With shot ski under our belts and Halloween on Main on tap, the annual signs of approaching winter are everywhere you look this month. As we prepare for the return of thousands of essential seasonal workers, October events were notable on our accessible housing front.

This month, the chamber is promoting an expanded Workforce Employer Rental Incentive Program directly to Park City residents. In partnership with Mountainlands Community Housing Trust and Rossignol, if you decide to rent a bedroom or unit to any workers at our 900+ chamber partners, you receive a choice of Rossignol skis (alpine or nordic) or snowboard, plus bindings.

It is an excellent offer, but due to gear availability, it expires Oct. 31, so you must act soon. Get details at housinghelp.org/housing-resource-center.

We’re also connecting seasonal employees with housing and other resources with our comprehensive seasonal worker webpage, back for a second season at VisitParkCity.com/members/resources. 

On Oct. 12, Park City Mountain, Summit County and Columbus Pacific Development cut the ribbon at Slopeside Village, a major new addition to our housing picture. Visible from Highway 224 adjacent to the Cabriolet lift, Slopeside offers 1,189 beds in a dorm-style arrangement with rent ranging from $436 to $1,100. Vail Resorts is reserving 441 beds for its workers after the first batch of units opened last December.

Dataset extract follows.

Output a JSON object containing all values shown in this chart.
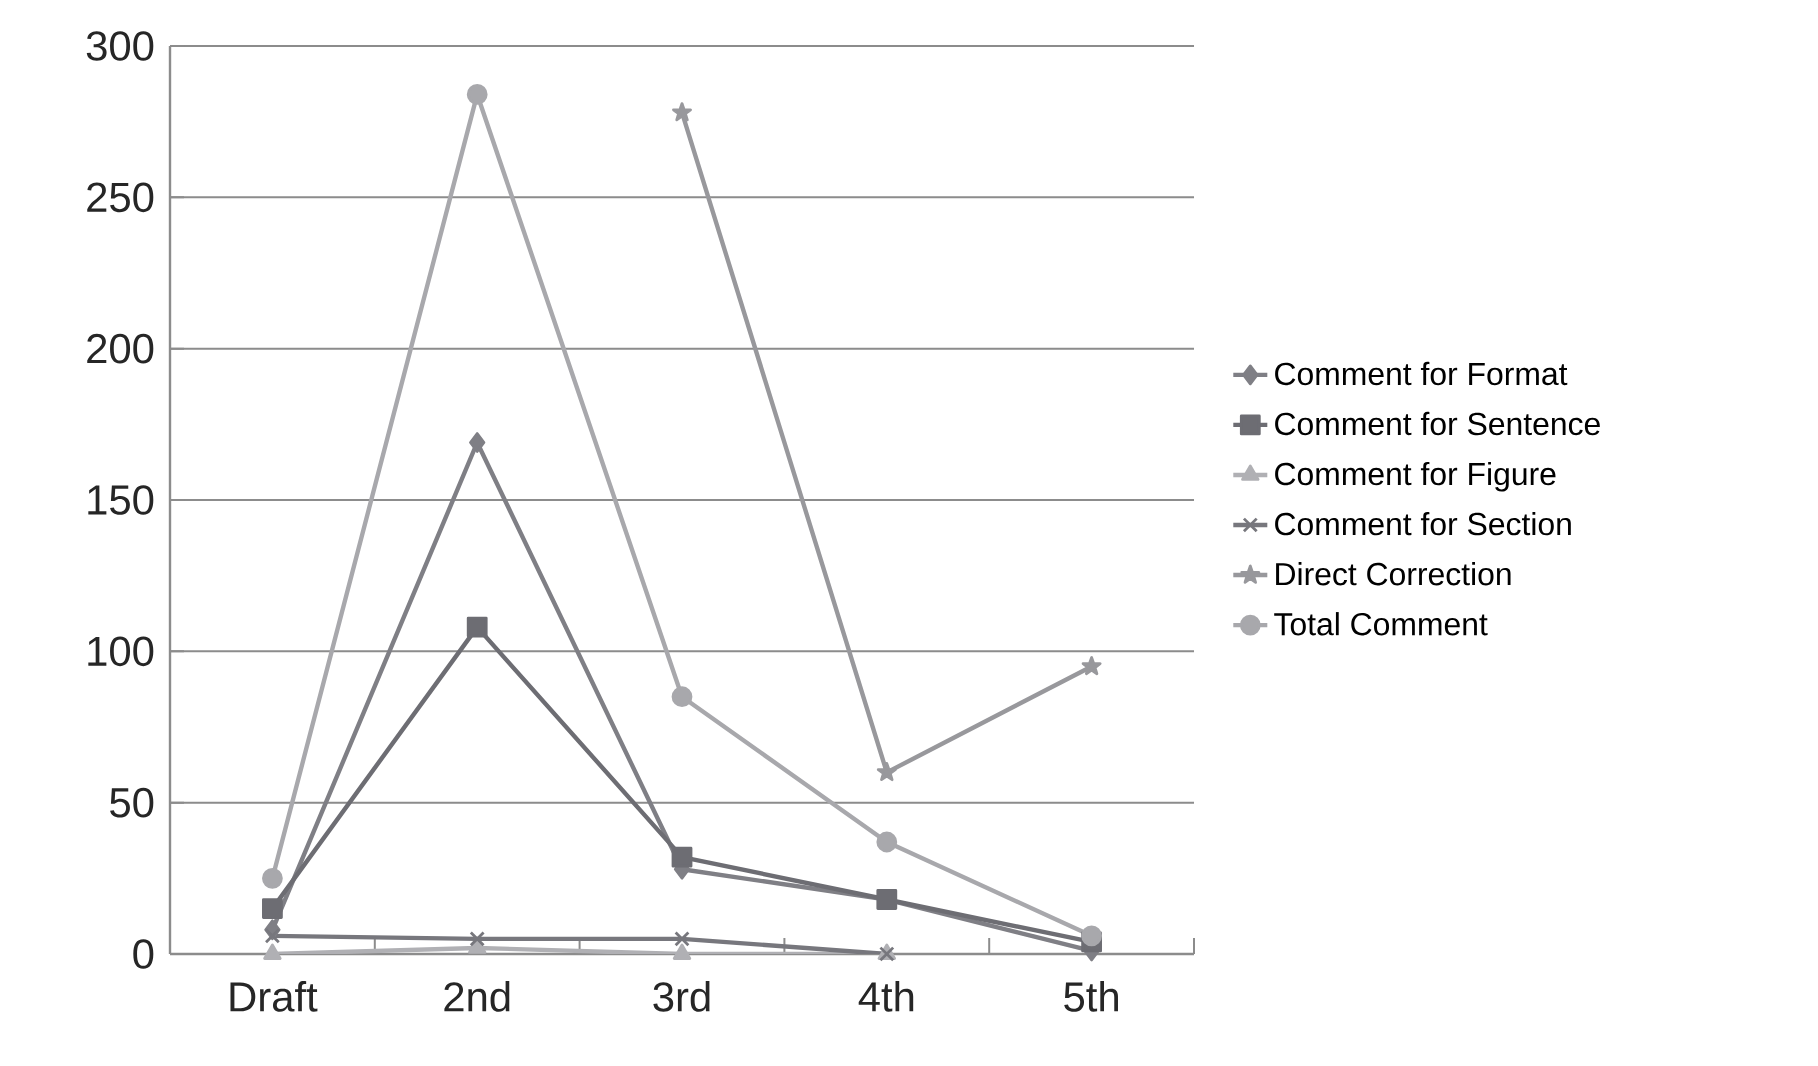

Beyond providing beds for worker heads, there are at least two reasons Slopeside is essential. One is quality. Summit County Chair Roger Armstrong has rightly stated it is a mistake to build workforce-accessible housing cheaply, creating spaces where no one really wants to live.  Slopeside emphatically does not have that problem. Rent includes community rooms, a fitness center, housekeeping services and storage. As seen from the highway, the structures have definite eye appeal. In the next phase on two adjacent acres, we will see studios as well as one- and two-bedroom units.

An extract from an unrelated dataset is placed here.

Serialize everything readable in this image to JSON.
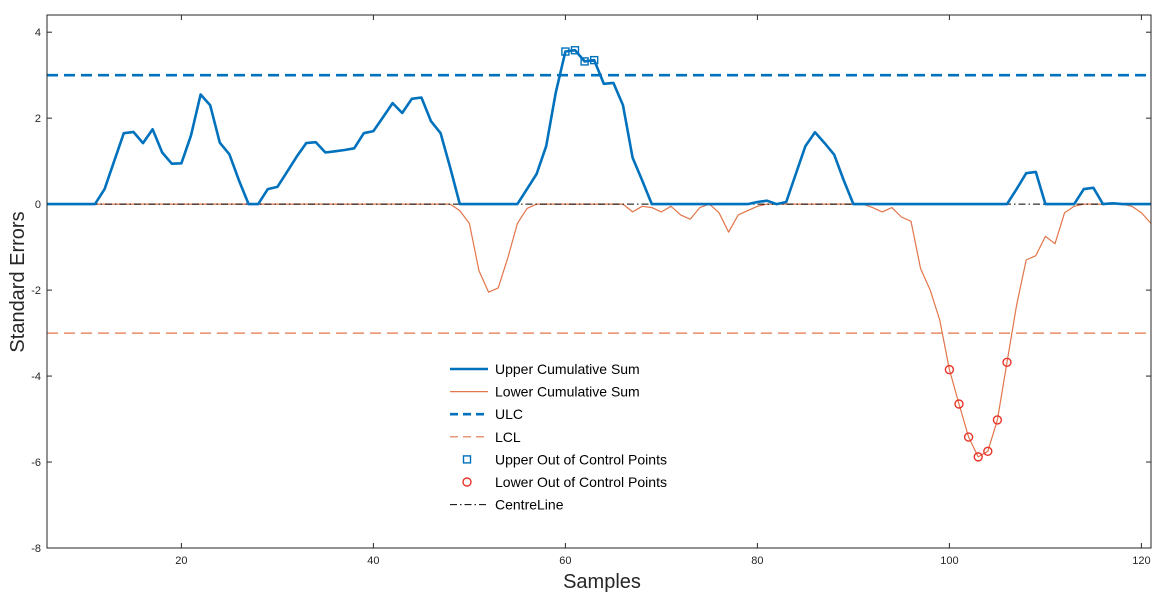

Another crucial factor is public/private financing. The Canyons Village Management Association assessed Canyon Village properties and allocated some of the money to Summit County to buy the Slopeside site, which the county then leased to Columbus Pacific for construction. It’s a smart arrangement. The community and Vail Resorts get quality housing at affordable prices for local and seasonal workers, and Canyons Village can proceed with other development plans.

On Oct. 4, Park City Municipal and the J. Fisher Companies broke ground on the EngineHouse apartments. Just off Kearns on Homestake Road, EngineHouse will deliver 99 rental units to people earning 58 percent or less of area median income, the first such public/private partnership for Park City Municipal. EngineHouse is going up on land owned by the city and leased to J. Fischer, which is designating 99 of the 123 units as income restricted.

In a highly desirable location close to shopping, services, restaurants and transit, EngineHouse advances the city’s goal of adding 800 income-restricted units by 2026. It’s also something of an environmental reclamation model — developers removed quantities of soil containing lead and zinc, left over from our silver mining past.

Fixing a housing crisis is a complex and long-term proposition, and we are far from fixing ours. However, it is good to celebrate the progress the community is making together — one way to stay motivated to keep at it!

Jennifer Wesselhoff is the president and CEO of the Park City Chamber of Commerce & Visitors Bureau.